Step into the right machine shop, and it's like a step back in time to when power was more important than fuel economy. There is an unmistakable combination of solvent, grease, and oil in the air, master machinists who needn't concern themselves with what "business casual" means, and manually operated equipment with analog readouts that first started duty well before this author was born.

For me, this is Valley Head Service—an engine shop that has been in business since Larry Ofria opened it in 1965. I'm guessing the shop looks largely the same today as it did 30 years ago, except with a little more history added each passing year. The walls of the shop are littered with evidence of Valley Head's accomplishments and triumphs. Old hoods and fenders from past race cars, plaques, trophies, newspaper and magazine articles, and countless signed old photos show evidence of working with some of the greatest men (and women) that auto racing has ever known.

It was only "too cool" of an experience for me—if you'll excuse the appropriately dated vernacular—to build an engine with a shop like this. Engine shops that have survived the economy shifts and the trend toward large-scale engine remanufacturing have evolved to become even more niche than they were 20 years ago. There are few, if any, stock rebuild jobs for everyday stock motors. Now customers are almost exclusively looking for custom engine work and machining on blocks 60 or 70 years out of production.

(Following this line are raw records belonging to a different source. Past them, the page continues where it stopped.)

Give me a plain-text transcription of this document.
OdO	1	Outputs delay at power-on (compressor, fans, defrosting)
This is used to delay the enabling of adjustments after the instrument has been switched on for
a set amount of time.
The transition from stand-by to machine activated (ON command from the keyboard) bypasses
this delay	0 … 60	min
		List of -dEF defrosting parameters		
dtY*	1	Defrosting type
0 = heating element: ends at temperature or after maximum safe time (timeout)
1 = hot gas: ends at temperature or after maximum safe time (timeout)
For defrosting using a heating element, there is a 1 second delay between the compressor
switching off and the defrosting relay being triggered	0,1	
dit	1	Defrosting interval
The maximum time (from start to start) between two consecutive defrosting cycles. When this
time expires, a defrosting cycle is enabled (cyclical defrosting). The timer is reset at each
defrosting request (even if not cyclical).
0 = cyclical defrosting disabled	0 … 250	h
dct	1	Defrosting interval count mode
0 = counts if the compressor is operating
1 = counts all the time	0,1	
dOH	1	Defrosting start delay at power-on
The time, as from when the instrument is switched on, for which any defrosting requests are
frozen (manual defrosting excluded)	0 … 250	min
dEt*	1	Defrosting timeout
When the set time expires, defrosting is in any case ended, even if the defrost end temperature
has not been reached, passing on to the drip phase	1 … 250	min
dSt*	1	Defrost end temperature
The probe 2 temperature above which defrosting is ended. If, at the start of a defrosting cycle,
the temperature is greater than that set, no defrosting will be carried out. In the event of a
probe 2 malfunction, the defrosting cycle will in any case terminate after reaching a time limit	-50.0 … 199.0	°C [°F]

These are jobs that only specialty engine shops can handle.

When it came to building the last great American Motors V-8, the venerable AMC 401, there was no other shop I could imagine doing a better job. Larry, the shop's owner and founder, helped AMC redesign its V-8 heads and came up with the dogleg port design that makes those AMC V-8 heads unmistakable.

This AMC 401 V-8 engine build was spurned by necessity. When the stock 360ci engine in my ’79 Cherokee blew speed holes out the side of the block and broke the camshaft in half, an entirely new engine was necessary. Starting with a 401 was a stroke of good luck, as we were searching for a stock 360ci replacement when a 401 popped up on Craigslist first. The pros of starting with an AMC 401? While it has the same architecture (as a 304ci or a 360ci), the 401 came with a high-nickel-content block, a forged crankshaft, forged connecting rods, and larger 2.248-inch journal bearings.

Larry is still there every day. You can head to Northridge, California, this afternoon and probably find him in the shop, along with Rueben, Spike, and Alex, machining and rebuilding some of the best engines ever put on a track or street.

This is the second part (Part 1 was in the March 2013 issue) of a 401ci V-8 rebuild that Valley Head produced for my mid-restoration '79 Cherokee project ($3K ThrillRide, March 2011)—a vehicle that I've dumped thousands into that I know I will never get back out. In the end, my restored, AMC 401-adorned, flawless Cherokee will maybe be worth a third of what I've put into it. But, I knew what I was getting into, and did so because it's what I wanted—and that's reason enough. Besides, when the heck has anyone in their right mind ever built a custom car to make money?!